Wednesday, August 20, 2014
LiCN taking a dip in an Ar bath
A few years ago, my collaborators in Madrid and I found a reaction that seems to exhibit a rise and fall in chemical rates with increasing friction. (I wrote about one of my visits to my collaborators in Madrid in a previous post.) It involves the isomerization reaction from LiCN to CNLi where the lithium is initially bonded to the carbon, crosses a barrier and finally bonds to the nitrogen on the other side. We placed it inside an argon bath and used molecular dynamics to observe the rate. Our initial work fixed the CN bond length because that made the simulation much faster and we figured that the CN vibrational motion wouldn’t matter much. But the nagging concern that the CN motion might affect the results remained. So we went ahead and redid the calculations releasing the constraint on the CN motion. I’m happy to report that the rise and fall persisted. As such the LiCN isomerization reaction rate is fastest when the density of the Argon bath is neither too small nor too large, but rather when it is just right.
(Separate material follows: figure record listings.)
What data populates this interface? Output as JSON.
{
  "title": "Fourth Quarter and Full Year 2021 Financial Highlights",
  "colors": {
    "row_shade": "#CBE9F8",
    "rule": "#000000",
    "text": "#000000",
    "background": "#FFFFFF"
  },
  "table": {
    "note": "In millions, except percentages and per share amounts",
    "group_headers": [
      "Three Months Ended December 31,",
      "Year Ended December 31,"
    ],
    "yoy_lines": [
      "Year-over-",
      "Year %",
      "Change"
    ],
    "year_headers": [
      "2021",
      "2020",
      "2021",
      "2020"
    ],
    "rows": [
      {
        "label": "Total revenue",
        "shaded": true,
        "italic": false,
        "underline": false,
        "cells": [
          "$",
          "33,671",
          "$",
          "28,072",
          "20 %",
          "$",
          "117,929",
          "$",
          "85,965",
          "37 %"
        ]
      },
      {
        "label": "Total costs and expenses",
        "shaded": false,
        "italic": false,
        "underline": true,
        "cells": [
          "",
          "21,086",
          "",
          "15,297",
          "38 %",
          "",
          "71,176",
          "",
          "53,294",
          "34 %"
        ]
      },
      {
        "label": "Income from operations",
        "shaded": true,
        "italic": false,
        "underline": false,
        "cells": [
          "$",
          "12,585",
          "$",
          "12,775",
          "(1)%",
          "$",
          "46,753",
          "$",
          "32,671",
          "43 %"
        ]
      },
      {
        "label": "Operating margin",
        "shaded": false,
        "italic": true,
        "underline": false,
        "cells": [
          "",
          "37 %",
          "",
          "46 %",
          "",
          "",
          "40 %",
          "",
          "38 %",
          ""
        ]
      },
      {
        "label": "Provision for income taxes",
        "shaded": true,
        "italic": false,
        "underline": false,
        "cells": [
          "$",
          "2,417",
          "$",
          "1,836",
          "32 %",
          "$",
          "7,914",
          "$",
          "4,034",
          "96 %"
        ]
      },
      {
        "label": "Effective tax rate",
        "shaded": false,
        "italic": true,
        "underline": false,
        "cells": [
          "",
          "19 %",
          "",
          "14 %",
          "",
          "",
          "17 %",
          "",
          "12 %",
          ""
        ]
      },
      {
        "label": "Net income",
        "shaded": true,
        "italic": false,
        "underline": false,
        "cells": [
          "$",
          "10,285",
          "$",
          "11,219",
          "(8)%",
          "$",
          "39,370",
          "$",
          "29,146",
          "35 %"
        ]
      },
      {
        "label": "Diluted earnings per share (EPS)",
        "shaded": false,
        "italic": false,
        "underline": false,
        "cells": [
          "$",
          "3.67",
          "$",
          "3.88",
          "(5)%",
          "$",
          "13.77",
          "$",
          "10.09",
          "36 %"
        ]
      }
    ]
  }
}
The article with my collaborators, Pablo Garcia Muller, Rosa Benito and Florentino Borondo was just published in the Journal of Chemical Physics 141, 074312 (2014), and may be found at this doi hyperlink. This work was funded by the NSF on the American side of the collaboration, by Ministry of Economy and Competiveness-Spain and ICMAT Severo Ochoa on the Spanish side, and by the EU’s Seventh Framework People Exchange programme.